The problem of determining if any permutation of a given string can form a palindrome revolves around the frequency of characters in the string. A palindrome reads the same forwards and backwards, implying that each character’s frequency in the string should ideally be even, allowing them to be symmetrically arranged. The only exception is that one character can have an odd frequency if the palindrome’s length is odd. Therefore, the solution can be approached by checking that there is at most one character in the string with an odd frequency count.

Approach

The proposed solution uses a bitset to efficiently track the parity (odd or even count) of each character’s frequency in the input string. Here’s a step-by-step explanation of the approach:

1. Initialize a bitset: A bitset of size 26 (corresponding to the lowercase English alphabets) is initialized. Each bit in the bitset represents the parity of the count of a character (e.g., a flipped bit indicates that the character currently has an odd frequency count).

2. Iterate over the string: For each character in the string, calculate its position in the bitset by subtracting ‘a’ from the character. Flip the bit at this calculated position to update the parity of the character count.

3. Check parity condition: After processing all characters, check how many bits are set (i.e., how many characters have an odd frequency count). For the given string to have a permutation forming a palindrome, at most one bit should be set in the bitset. This condition corresponds to allowing one character to have an odd count, which is permissible for palindromes of odd length.

Thus, the solution is derived by verifying the bitset condition, returning true if there is at most one bit set and false otherwise. This approach efficiently utilizes bit manipulation, providing a time complexity of $O(n)$, where $n$ is the length of the string.

Code

C++

class Solution {
public:
    bool canPermutePalindrome(string s) {
        // Use a bitset to track the parity of character counts
        bitset<26> is_odd;
        
        // Iterate over each character in the string
        for (char c : s) {
            // Flip the corresponding bit for each character
            is_odd.flip(c - 'a');
        }
        
        // Check if there is at most one character with an odd count
        return (is_odd.count() < 2);
    }
};

Python

class Solution:
    def canPermutePalindrome(self, s: str) -> bool:
        # Use a set to track the parity of character counts
        is_odd = set()
        
        # Iterate over each character in the string
        for c in s:
            # Flip the corresponding bit for each character
            if c in is_odd:
                is_odd.remove(c)
            else:
                is_odd.add(c)
        
        # Check if there is at most one character with an odd count
        return len(is_odd) < 2

Complexity

• Time complexity: $O(n)$

  The time complexity of the algorithm is $O(n)$, where $n$ is the length of the input string $s$. The algorithm iterates over each character in the string exactly once in the for loop, flipping the corresponding bit in the bitset.
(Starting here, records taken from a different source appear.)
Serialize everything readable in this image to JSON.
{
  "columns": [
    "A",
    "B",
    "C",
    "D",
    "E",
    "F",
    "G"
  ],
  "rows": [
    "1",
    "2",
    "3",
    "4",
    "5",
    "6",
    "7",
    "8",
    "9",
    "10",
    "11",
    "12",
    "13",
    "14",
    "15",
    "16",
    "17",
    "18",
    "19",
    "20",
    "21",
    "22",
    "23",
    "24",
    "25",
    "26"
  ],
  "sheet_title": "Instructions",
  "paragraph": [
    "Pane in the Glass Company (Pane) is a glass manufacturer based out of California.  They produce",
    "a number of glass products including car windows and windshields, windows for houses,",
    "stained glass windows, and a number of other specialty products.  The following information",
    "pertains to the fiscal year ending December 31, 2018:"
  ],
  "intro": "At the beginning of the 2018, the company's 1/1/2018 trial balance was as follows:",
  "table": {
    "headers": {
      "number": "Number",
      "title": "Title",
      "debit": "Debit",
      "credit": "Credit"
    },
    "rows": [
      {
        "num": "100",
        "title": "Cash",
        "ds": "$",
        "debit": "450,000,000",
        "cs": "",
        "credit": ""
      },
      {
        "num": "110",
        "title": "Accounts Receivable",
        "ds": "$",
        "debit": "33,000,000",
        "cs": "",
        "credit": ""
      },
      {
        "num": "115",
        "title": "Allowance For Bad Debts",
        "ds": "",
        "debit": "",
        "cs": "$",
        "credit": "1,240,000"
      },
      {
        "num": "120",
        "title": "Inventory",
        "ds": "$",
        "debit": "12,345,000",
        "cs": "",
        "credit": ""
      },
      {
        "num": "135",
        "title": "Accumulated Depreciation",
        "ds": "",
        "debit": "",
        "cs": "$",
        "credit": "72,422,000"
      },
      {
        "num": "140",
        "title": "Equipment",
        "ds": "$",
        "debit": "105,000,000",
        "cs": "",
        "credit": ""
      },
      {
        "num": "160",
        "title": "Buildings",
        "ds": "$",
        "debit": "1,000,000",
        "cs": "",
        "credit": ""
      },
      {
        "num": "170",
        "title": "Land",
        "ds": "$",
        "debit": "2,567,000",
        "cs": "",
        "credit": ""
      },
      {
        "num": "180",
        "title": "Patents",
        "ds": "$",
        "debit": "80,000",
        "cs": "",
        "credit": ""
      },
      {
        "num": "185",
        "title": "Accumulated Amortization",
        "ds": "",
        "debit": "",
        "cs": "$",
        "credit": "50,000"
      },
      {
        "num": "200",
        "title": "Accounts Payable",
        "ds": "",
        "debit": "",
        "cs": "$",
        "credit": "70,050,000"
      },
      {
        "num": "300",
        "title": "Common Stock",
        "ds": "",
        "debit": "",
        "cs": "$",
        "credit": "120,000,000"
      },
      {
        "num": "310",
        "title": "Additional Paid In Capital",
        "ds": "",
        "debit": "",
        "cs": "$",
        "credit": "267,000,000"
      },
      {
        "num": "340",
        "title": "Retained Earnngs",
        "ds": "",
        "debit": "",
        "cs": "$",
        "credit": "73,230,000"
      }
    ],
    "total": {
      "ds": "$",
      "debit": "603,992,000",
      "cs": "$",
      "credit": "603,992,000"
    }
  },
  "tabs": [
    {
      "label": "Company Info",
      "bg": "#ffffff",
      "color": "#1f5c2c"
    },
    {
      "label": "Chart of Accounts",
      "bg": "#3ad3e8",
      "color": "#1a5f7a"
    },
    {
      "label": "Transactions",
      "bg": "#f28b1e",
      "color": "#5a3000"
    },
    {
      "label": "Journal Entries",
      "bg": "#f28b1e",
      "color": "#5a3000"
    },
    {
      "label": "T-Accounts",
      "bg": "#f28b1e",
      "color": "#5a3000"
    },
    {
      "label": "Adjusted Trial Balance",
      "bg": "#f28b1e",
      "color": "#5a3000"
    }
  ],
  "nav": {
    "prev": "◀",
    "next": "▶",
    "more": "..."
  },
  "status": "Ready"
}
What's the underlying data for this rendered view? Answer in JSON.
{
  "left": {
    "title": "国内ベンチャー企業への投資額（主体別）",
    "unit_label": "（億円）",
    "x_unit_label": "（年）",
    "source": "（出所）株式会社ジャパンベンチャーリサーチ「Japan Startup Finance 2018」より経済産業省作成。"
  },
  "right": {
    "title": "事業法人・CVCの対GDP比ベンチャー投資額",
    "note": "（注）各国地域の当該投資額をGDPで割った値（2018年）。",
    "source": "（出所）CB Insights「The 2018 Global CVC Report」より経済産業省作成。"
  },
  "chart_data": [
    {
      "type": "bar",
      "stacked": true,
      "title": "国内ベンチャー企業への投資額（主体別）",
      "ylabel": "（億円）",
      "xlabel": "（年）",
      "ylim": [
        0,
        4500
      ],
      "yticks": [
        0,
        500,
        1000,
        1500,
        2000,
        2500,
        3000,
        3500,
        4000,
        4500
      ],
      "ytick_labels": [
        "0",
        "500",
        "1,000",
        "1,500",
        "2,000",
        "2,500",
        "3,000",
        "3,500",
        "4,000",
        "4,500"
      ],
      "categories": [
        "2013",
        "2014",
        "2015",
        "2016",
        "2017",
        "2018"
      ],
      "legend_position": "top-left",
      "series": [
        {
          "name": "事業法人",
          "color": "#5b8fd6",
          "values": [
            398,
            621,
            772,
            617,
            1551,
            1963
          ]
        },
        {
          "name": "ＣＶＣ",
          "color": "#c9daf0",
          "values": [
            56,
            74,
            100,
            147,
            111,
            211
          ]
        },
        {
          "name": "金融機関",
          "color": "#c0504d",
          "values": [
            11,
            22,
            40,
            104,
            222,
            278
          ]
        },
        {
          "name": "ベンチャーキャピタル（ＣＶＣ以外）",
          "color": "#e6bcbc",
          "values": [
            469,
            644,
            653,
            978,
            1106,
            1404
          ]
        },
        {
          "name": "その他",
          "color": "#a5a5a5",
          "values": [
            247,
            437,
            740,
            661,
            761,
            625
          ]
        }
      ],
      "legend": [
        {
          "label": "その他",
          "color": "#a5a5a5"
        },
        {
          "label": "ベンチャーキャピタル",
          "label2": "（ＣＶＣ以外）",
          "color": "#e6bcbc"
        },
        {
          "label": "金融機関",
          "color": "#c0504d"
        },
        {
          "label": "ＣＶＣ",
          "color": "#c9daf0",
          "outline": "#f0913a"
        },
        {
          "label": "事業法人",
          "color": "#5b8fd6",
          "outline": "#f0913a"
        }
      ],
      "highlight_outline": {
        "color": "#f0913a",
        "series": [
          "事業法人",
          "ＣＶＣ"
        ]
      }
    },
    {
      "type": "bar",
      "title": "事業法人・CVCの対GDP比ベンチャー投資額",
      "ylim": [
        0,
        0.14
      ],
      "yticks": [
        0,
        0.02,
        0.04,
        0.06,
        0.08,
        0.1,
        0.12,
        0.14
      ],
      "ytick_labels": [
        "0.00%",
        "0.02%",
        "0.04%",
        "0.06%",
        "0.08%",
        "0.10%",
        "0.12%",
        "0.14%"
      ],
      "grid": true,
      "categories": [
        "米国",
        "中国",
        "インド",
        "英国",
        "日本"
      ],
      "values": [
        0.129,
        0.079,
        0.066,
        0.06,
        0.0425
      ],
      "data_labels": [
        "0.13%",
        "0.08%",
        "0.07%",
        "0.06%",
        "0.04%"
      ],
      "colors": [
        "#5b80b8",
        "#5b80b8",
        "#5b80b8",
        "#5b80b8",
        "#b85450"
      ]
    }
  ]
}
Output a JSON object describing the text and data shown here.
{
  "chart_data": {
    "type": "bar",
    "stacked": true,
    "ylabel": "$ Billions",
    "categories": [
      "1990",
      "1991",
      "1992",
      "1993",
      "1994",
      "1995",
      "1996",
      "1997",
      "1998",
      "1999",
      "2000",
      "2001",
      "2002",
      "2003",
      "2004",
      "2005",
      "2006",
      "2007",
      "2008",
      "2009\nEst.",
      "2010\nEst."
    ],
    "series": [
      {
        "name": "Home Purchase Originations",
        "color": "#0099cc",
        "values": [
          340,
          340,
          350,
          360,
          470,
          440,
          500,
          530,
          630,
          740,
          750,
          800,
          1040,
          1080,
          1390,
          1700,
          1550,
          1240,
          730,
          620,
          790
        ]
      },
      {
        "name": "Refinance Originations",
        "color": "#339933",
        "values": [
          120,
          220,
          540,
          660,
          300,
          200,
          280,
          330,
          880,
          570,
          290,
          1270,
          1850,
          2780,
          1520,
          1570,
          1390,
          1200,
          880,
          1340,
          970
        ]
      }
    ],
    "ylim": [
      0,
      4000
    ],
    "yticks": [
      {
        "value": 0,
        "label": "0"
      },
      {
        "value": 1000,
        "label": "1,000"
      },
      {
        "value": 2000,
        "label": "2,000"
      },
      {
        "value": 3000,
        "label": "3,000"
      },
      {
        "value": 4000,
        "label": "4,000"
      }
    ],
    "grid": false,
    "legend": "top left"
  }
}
The bitset.flip() and bitset.count() operations both run in constant time $O(1)$ in relation to the length of the alphabet (which is 26 for lowercase English letters), hence the overall time complexity is determined by the traversal of the string.

• Space complexity: $O(1)$

  The space complexity is $O(1)$ because the bitset used to keep track of character counts has a fixed size of 26 bits, regardless of the input size. It does not scale with the size of the input string $s$ and therefore is considered constant space complexity.